Afrophonics – Sello Galane & Tlokwe Sehume

AFROPHONICS - is the term the charismatic Dr Sello Galane uses to call the Afrikan genre that is usually grouped under Jazz. Many South African musicians have refused to be associated with Jazz. Not that they hate Jazz. It's just a matter of Originality and Identity.

“My understanding of Jazz in South Africa, why this brand, I found that it makes people look cool. It is seen to be progressive and moving with the times. Even people who know they are not playing Jazz, when they are given the term Jazz, they keep quiet. That’s because it works well for them, their profile, they will be reported on,” Galane said.

Galane calls his own genre Kiba music, which falls under Afrophonics. This Kiba music of (northern) amaNdebele and Bapedi originates in the mines. You could say it is the Music of the Mines. But Galane explains that it didn't stay in the mines. It moved from there to the villages, townships and cities and back to the mines. It took the personality of the people it travelled with and those it touched and the places at which it rested. Galane explains Kiba thus:

“The idiom of Kiba people took from Polokwane to the mines got changed. They had to sharpen it to compete in the mine arenas. The music travelled back and forth and each time it came back from the cities it was tighter, edgier and had new elements — from in-dlamu, from Malawian music and so on."

He's not alone in Afrophonics. There is the indefatigable multi-instrumentalist Tlokwe Sehume. He calls his genre Mmino wa Thaba (Music of the Mountain). He is profoundly deep. This is how Sehume describes his music:

"It is deeply rooted in African spirituality and inspired by the true connection Africans have with their ancestors. It is not music we just make for the sake of making music because you have instruments; even the drums we use have to be very specific so that the sound produced means something more than just what you hear with your ears. That is why I do not write music. This music comes to me spiritually and that’s when I start playing."
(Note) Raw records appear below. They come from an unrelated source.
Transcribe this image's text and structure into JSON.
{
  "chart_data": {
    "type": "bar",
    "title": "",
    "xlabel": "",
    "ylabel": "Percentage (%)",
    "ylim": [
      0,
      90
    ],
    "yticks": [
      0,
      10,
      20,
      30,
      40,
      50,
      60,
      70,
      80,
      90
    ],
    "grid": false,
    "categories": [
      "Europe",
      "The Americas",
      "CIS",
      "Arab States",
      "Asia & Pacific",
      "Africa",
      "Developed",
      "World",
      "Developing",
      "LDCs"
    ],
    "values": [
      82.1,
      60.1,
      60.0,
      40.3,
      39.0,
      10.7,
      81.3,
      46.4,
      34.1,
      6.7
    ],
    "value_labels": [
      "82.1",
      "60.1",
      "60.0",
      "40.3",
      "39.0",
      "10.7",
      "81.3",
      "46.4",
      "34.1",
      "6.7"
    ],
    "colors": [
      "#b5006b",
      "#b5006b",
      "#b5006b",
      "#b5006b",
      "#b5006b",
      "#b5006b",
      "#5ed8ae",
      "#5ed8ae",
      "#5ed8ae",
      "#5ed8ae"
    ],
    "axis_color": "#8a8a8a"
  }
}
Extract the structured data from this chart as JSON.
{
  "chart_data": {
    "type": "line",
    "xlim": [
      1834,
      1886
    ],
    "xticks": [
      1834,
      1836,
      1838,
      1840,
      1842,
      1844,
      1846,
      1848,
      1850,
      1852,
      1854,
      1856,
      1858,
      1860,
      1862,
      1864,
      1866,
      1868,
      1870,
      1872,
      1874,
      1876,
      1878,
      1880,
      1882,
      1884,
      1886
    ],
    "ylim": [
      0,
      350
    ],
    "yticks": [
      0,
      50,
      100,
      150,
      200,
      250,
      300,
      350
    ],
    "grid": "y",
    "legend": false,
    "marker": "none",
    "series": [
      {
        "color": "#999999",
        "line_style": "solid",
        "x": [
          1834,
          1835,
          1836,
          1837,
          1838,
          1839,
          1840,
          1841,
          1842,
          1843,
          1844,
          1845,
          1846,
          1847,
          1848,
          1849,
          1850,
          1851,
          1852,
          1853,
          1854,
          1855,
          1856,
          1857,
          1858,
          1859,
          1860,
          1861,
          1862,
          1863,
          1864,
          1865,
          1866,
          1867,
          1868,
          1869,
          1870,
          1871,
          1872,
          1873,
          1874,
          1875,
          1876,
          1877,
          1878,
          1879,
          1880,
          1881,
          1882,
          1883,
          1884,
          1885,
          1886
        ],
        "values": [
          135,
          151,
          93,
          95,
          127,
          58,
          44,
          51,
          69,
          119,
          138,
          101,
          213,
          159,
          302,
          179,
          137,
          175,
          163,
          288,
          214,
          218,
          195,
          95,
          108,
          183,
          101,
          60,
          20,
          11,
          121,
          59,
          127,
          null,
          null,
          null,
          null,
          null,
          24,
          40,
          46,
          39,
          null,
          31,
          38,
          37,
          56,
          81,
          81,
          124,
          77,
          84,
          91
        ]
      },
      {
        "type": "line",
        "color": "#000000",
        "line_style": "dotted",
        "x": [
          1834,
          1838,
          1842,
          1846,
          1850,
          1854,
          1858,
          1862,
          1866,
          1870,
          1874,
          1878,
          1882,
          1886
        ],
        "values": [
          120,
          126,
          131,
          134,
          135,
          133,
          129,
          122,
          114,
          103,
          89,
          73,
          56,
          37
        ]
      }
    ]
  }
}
Both Galane and Sehume admit to the Malombo influence. Over and above that, these two Towers have been touched by Biko. We pay homage to both of them for celebrating their Blackness and proudly sticking to their Originality.

If the two Towers of Indigenous Sounds have not made money out of their calling, the explanation is given by the legendary Dr Phillip Tabane on pointing out the difference between him and Miles David: "He plays to make money, and I play for the spirit".

Let the Indigenous Music rise and conquer.